Some fine times last week; we saw a beach volleyball tournament featuring teams from several countries and the quality of play was very good. I love live sports, and both Scott and I could get past the little bikinis on the female players to watch the actual play; the average repressed Indian male could not, however, and we were surrounded by men who were there for 1 reason only. We also saw a dance performance from Brazil; it is nice to see dances of other nations, and this one was good for a while. Bare-bodied men, attractive women, all oozing raw sexuality and dancing to the music - and then the acts got very repetitive, so we left. At one point in my younger days, I attended a friend's bachelorette party at a male strip club and enjoyed the novelty of the first 2 acts, then hoped fervently that the subsequent ones would juggle or tell jokes; just stripping and dancing was monotonous. Yesterday, Naren and a friend came for lunch, and that was a blast. I like interacting with young people, and young Nicole Norton in Indy was a particular treat - feisty, opinionated, genial. This friend of Naren's is an actor and has been selected to represent India at a 3-month theatre workshop in South Korea. Naren and he love each other dearly, in the manner of a healthy friendship, and we are always reassured when our sons pick good people as friends. After lunch, these 2 young guys dropped Navin at a nearby art gallery which had a showing of work by underprivileged girls; I would have loved to go, but grabbed the chance to watch "The Hurt Locker" with Scott, and we enjoyed our time together. It was better for Navin to go by himself, as he coincidentally met friends there, and they appreciated the art with the young, tender hearts that teenagers have; better this way than for him to see me wiping tears at the show and perforce seeing the effect that underprivileged folks have on his family.
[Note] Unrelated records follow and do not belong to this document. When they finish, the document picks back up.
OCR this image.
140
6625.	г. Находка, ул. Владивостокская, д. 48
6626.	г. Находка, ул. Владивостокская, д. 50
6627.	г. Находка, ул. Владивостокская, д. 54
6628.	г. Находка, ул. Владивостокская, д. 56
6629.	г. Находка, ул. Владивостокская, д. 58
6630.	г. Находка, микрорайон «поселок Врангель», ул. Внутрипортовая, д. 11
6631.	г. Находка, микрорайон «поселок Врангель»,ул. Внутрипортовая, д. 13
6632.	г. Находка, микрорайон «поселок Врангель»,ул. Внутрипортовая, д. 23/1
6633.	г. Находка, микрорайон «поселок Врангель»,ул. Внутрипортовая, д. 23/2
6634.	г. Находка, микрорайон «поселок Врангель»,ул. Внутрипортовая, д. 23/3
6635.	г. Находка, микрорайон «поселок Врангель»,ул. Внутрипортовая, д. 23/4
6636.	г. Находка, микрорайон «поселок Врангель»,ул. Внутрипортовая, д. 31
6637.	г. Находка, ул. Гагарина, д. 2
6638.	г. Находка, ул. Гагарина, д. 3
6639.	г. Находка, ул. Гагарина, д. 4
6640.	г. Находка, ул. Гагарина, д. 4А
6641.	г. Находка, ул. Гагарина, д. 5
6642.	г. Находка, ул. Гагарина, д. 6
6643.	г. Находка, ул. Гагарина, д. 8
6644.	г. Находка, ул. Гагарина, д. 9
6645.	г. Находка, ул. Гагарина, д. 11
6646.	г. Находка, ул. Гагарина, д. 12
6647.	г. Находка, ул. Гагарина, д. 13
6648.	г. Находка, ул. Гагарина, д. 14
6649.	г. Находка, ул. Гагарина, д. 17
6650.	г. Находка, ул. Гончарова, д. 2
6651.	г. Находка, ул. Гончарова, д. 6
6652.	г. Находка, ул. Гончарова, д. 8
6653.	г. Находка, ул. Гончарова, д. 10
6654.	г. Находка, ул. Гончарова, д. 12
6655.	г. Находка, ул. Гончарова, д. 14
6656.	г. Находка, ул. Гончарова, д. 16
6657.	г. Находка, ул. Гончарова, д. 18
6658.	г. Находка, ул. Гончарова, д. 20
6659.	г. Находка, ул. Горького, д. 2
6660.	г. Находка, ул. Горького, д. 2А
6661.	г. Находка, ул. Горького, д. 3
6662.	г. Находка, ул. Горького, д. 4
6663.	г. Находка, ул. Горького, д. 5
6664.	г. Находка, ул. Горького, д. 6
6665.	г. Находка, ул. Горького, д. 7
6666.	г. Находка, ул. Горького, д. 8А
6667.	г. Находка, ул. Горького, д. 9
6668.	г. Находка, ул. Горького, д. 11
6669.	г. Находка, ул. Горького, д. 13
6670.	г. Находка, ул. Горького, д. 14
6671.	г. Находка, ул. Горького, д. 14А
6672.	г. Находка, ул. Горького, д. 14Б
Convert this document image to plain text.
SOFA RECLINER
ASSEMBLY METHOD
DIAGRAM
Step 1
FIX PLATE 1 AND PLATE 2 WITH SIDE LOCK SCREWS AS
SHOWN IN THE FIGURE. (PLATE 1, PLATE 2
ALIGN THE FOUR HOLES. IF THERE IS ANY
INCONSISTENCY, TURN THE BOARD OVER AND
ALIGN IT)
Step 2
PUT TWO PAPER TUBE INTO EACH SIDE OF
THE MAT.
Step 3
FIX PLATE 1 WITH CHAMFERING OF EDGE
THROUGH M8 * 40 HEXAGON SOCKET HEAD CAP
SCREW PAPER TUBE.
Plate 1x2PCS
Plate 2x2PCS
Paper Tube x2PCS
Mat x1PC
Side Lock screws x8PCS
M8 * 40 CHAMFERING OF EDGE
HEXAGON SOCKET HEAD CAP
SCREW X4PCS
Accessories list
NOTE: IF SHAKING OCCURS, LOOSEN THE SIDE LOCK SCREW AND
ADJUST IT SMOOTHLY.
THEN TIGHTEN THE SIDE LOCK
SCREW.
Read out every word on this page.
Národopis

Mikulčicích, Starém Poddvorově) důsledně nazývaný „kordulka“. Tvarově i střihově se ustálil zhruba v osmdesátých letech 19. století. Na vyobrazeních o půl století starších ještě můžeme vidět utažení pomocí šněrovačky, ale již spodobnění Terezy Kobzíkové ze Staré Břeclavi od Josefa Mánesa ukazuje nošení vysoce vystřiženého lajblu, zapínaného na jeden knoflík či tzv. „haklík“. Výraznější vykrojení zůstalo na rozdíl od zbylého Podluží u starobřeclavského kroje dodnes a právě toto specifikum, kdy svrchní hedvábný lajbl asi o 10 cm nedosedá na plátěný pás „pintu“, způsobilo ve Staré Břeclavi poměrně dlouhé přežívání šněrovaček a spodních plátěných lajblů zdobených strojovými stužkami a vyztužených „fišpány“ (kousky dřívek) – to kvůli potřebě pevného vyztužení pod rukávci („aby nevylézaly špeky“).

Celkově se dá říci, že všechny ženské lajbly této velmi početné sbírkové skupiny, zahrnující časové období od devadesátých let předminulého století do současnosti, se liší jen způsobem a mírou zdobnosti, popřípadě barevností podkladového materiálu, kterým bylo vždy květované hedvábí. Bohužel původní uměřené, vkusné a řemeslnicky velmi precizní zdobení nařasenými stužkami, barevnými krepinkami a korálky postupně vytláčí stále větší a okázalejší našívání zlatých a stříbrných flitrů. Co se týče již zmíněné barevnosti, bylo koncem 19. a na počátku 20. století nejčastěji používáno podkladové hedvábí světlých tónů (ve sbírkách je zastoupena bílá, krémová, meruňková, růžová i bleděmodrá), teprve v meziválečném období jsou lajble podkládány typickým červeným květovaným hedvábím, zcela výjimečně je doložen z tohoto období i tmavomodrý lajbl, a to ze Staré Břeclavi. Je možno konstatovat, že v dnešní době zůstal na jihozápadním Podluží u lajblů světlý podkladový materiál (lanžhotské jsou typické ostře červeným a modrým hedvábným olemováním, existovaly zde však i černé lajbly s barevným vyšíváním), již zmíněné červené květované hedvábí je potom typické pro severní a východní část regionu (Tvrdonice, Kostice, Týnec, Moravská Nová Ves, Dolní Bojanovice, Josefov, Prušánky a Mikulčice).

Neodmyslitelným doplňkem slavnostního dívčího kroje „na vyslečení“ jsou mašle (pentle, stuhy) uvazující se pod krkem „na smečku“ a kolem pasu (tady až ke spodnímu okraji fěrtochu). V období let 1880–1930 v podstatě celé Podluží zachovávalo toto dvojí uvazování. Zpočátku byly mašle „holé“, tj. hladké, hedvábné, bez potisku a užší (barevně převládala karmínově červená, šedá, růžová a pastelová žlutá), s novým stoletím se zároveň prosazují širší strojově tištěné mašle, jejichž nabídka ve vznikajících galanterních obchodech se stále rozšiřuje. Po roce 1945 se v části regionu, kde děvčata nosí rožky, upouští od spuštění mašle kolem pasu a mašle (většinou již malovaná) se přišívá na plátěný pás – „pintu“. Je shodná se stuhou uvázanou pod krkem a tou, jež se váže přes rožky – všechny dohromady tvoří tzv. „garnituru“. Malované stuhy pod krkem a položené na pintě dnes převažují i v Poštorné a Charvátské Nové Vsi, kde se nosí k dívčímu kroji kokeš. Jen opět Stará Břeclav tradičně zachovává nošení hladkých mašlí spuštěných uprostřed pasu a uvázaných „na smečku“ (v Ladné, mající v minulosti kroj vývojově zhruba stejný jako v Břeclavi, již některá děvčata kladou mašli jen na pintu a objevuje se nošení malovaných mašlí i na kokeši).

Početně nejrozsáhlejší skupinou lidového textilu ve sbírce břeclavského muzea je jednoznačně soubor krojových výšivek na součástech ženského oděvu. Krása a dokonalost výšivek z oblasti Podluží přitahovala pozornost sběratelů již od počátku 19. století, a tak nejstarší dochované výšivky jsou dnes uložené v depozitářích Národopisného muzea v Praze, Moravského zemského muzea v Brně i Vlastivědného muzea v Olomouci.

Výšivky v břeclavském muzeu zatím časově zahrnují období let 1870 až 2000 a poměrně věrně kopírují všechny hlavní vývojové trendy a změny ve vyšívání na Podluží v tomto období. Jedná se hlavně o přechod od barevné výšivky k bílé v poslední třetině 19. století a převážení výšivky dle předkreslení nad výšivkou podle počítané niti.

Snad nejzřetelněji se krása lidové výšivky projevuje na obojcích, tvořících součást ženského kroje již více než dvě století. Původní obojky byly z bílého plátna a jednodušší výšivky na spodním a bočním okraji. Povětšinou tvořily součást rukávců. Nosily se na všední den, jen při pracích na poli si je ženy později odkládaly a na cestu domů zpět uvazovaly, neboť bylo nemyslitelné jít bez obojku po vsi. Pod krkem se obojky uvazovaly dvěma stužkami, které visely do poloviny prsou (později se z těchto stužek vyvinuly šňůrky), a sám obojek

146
Some grand news last week: Leela reconciled with her brother after many years of silence. Her sister-in-law helped bring this about, and I am very pleased. No point to not talking at all, especially to family members. I am especially appreciative of the sister-in-law's efforts, as I know of families where it is the spouse who foments the acrimony and prevents all efforts at reconciliation: pointless, wasteful and malignant, in my view. I was happy for Leela, who feels that prayers have been answered. That thought echoed in my head as Anu stopped by last week, and we had some giggles.